China to account for over a quarter of 2015 beer consumption

By Helen Glaberson

- Last updated on GMT

Related tags: Compound annual growth rate

The Asian beer market is to account for 38 per cent of total beer consumption by 2015, according to Canadean’s latest Global Beer Trends report.

The beverage research company said that with the Asian market dominated by China, in five years time it is predicted that the country will account for over a quarter of all beer consumption worldwide.

The Chinese beer market is forecast to reach 573 million hectare litres (mhls) by the end of the forecast period, over twice the size of the US, the second largest beer market in the world.

Globally Canadean said beer consumption will reach 2bn hectolitres by 2013. The report found that global growth is still relatively robust, despite the global economic crisis, with a predicted average growth rate of 2.8 per cent between 2009 and 2015.

Regional differences

According to Canadean, the global headline growth figure of the Global Beer Trends​ report masks significant differences between countries.

In terms of growth, in Asia, beer consumption is predicted to grow by 5 per cent between 2009 and 2015.

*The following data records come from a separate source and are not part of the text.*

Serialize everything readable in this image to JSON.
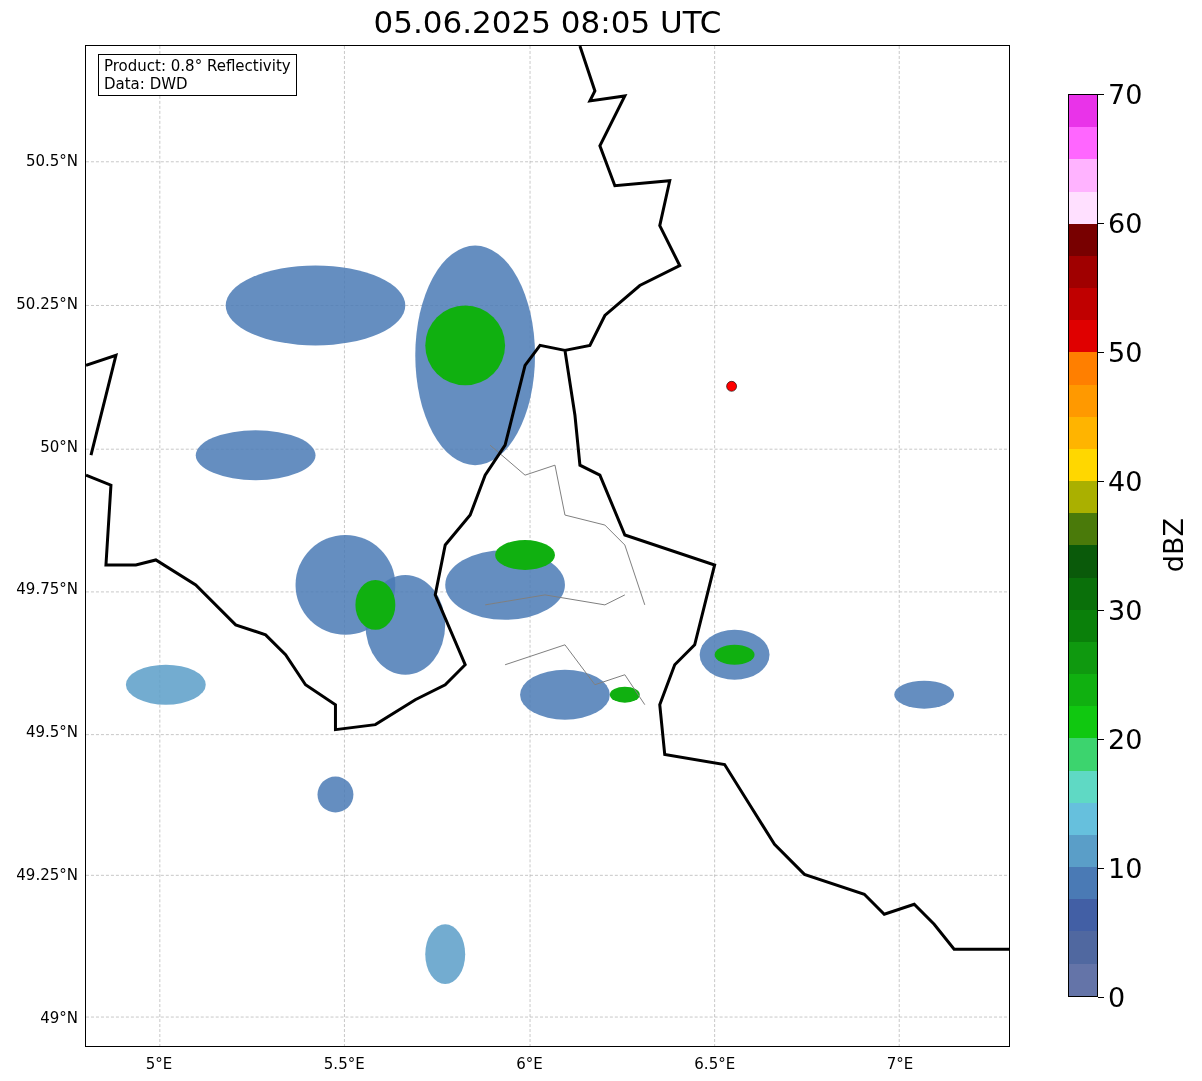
{
  "title": "05.06.2025 08:05 UTC",
  "info_box": {
    "lines": [
      "Product: 0.8° Reflectivity",
      "Data: DWD"
    ]
  },
  "y_axis": {
    "ticks": [
      "50.5°N",
      "50.25°N",
      "50°N",
      "49.75°N",
      "49.5°N",
      "49.25°N",
      "49°N"
    ]
  },
  "x_axis": {
    "ticks": [
      "5°E",
      "5.5°E",
      "6°E",
      "6.5°E",
      "7°E"
    ]
  },
  "colorbar": {
    "label": "dBZ",
    "ticks": [
      "70",
      "60",
      "50",
      "40",
      "30",
      "20",
      "10",
      "0"
    ],
    "segments": [
      {
        "color": "#e933e9"
      },
      {
        "color": "#ff66ff"
      },
      {
        "color": "#ffb3ff"
      },
      {
        "color": "#ffe0ff"
      },
      {
        "color": "#780000"
      },
      {
        "color": "#a00000"
      },
      {
        "color": "#c00000"
      },
      {
        "color": "#e00000"
      },
      {
        "color": "#ff7f00"
      },
      {
        "color": "#ff9900"
      },
      {
        "color": "#ffb400"
      },
      {
        "color": "#ffd700"
      },
      {
        "color": "#aab000"
      },
      {
        "color": "#4a7a0a"
      },
      {
        "color": "#0a5a0a"
      },
      {
        "color": "#0a700a"
      },
      {
        "color": "#0a800a"
      },
      {
        "color": "#0f990f"
      },
      {
        "color": "#10b010"
      },
      {
        "color": "#10c810"
      },
      {
        "color": "#3cd46e"
      },
      {
        "color": "#5fd9c4"
      },
      {
        "color": "#66c0dd"
      },
      {
        "color": "#5a9ec8"
      },
      {
        "color": "#4a7ab5"
      },
      {
        "color": "#425fa5"
      },
      {
        "color": "#5068a0"
      },
      {
        "color": "#6474a8"
      }
    ]
  }
}
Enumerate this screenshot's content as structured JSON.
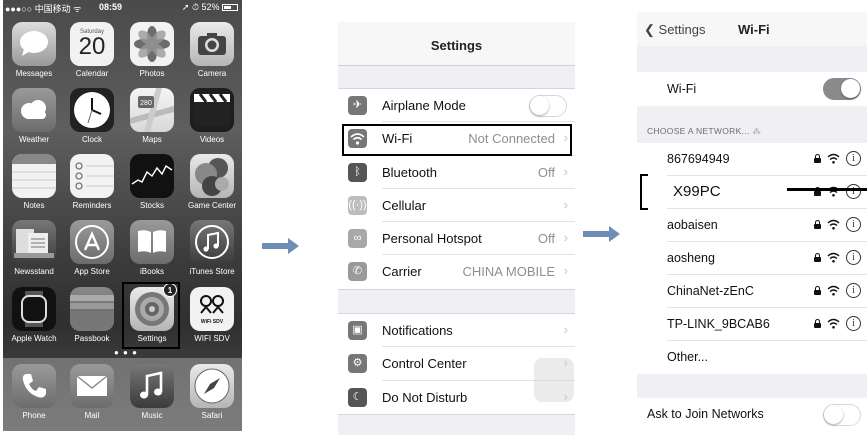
{
  "home": {
    "status": {
      "carrier": "●●●○○ 中国移动 ᯤ",
      "time": "08:59",
      "battery": "➚ ⏱ 52%"
    },
    "calendar": {
      "day_name": "Saturday",
      "day_num": "20"
    },
    "apps": [
      {
        "label": "Messages"
      },
      {
        "label": "Calendar"
      },
      {
        "label": "Photos"
      },
      {
        "label": "Camera"
      },
      {
        "label": "Weather"
      },
      {
        "label": "Clock"
      },
      {
        "label": "Maps"
      },
      {
        "label": "Videos"
      },
      {
        "label": "Notes"
      },
      {
        "label": "Reminders"
      },
      {
        "label": "Stocks"
      },
      {
        "label": "Game Center"
      },
      {
        "label": "Newsstand"
      },
      {
        "label": "App Store"
      },
      {
        "label": "iBooks"
      },
      {
        "label": "iTunes Store"
      },
      {
        "label": "Apple Watch"
      },
      {
        "label": "Passbook"
      },
      {
        "label": "Settings"
      },
      {
        "label": "WIFI SDV"
      }
    ],
    "settings_badge": "1",
    "wifisdv_icon_text": "WiFi SDV",
    "maps_sign": "280",
    "dock": [
      {
        "label": "Phone"
      },
      {
        "label": "Mail"
      },
      {
        "label": "Music"
      },
      {
        "label": "Safari"
      }
    ]
  },
  "settings": {
    "title": "Settings",
    "rows": [
      {
        "label": "Airplane Mode",
        "value": ""
      },
      {
        "label": "Wi-Fi",
        "value": "Not Connected"
      },
      {
        "label": "Bluetooth",
        "value": "Off"
      },
      {
        "label": "Cellular",
        "value": ""
      },
      {
        "label": "Personal Hotspot",
        "value": "Off"
      },
      {
        "label": "Carrier",
        "value": "CHINA MOBILE"
      },
      {
        "label": "Notifications",
        "value": ""
      },
      {
        "label": "Control Center",
        "value": ""
      },
      {
        "label": "Do Not Disturb",
        "value": ""
      }
    ]
  },
  "wifi": {
    "back_label": "Settings",
    "title": "Wi-Fi",
    "toggle_label": "Wi-Fi",
    "section_header": "CHOOSE A NETWORK...",
    "networks": [
      "867694949",
      "X99PC",
      "aobaisen",
      "aosheng",
      "ChinaNet-zEnC",
      "TP-LINK_9BCAB6"
    ],
    "other_label": "Other...",
    "ask_label": "Ask to Join Networks"
  },
  "colors": {
    "highlight": "#000000",
    "toggle_on": "#8a8a8a",
    "arrow": "#6e8eb5"
  },
  "icons": [
    "wifi-icon",
    "lock-icon",
    "info-icon",
    "chevron-right-icon",
    "airplane-icon",
    "bluetooth-icon"
  ]
}
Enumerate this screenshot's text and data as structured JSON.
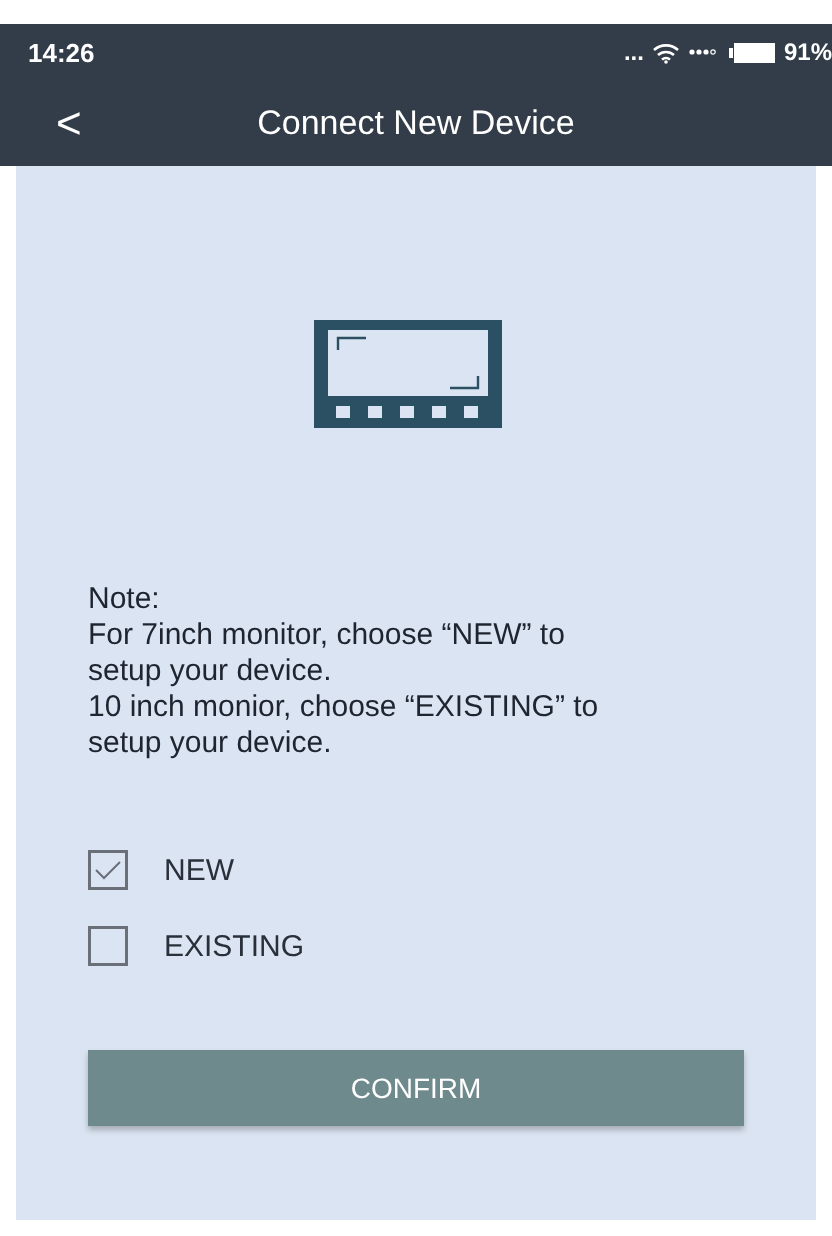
{
  "status_bar": {
    "time": "14:26",
    "dots": "...",
    "battery": "91%"
  },
  "nav": {
    "back": "<",
    "title": "Connect New Device"
  },
  "note": [
    "Note:",
    "For 7inch monitor, choose “NEW” to setup your device.",
    "10 inch monior, choose “EXISTING” to setup your device."
  ],
  "options": [
    {
      "label": "NEW",
      "checked": true
    },
    {
      "label": "EXISTING",
      "checked": false
    }
  ],
  "confirm": "CONFIRM"
}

The data also revealed that the African beer market is predicted to grow by 5 per cent, with Latin America expected to deliver a compound annual growth rate (CAGR) of just over 3 per cent CAGR, and the Middle East a of 5.5 per cent over the same period.

Kazakhstan, Vietnam, Angola and India are predicted to register double digit annual growth between 2009 and 2015, and the Vietnamese market is forecast to deliver over 8 per cent of total incremental global beer volume between 2009 and 2015.

Slow European growth

In contrast, the East European market is only expected to grow by 1.5 per cent, whilst beer consumption in North America is forecast to deliver a CAGR of 0.5 per cent. Western Europe is expected to register a marginal decline.

Germany, Netherlands, Canada, France and the UK are all expected to continue to decline and in West Europe only Finland, Italy, Norway, Portugal and Spain are expected to see any growth.

Canadean said the Russian beer market was hit harder than most countries by the economic crisis due to “the fall in consumer confidence caused by the global economic downturn”​ which was also enhanced by a tripling of the beer excise duty.

This market was one of the star performers before the crisis, with a CAGR of over 11 per cent between 1999 and 2008. However, 2009 saw a fall of nearly 4 per cent, which was compounded by a further fall of 7 per cent in 2010,” ​Canadean added.

However, the company predicts that the Russian market will return to growth, although it will not touch on pre-crisis levels.

Canadean predicts a CAGR of just under 4 per cent for the period 2011 to 2015, assuming no further rise in excise duty, or legislative restrictions on beer sales.

Overall, Canadean said it saw global beer market growth slowing slightly, but with average global per capita consumption forecast at 30 litres per capita in 2015 it said “there is still plenty of potential for further growth”.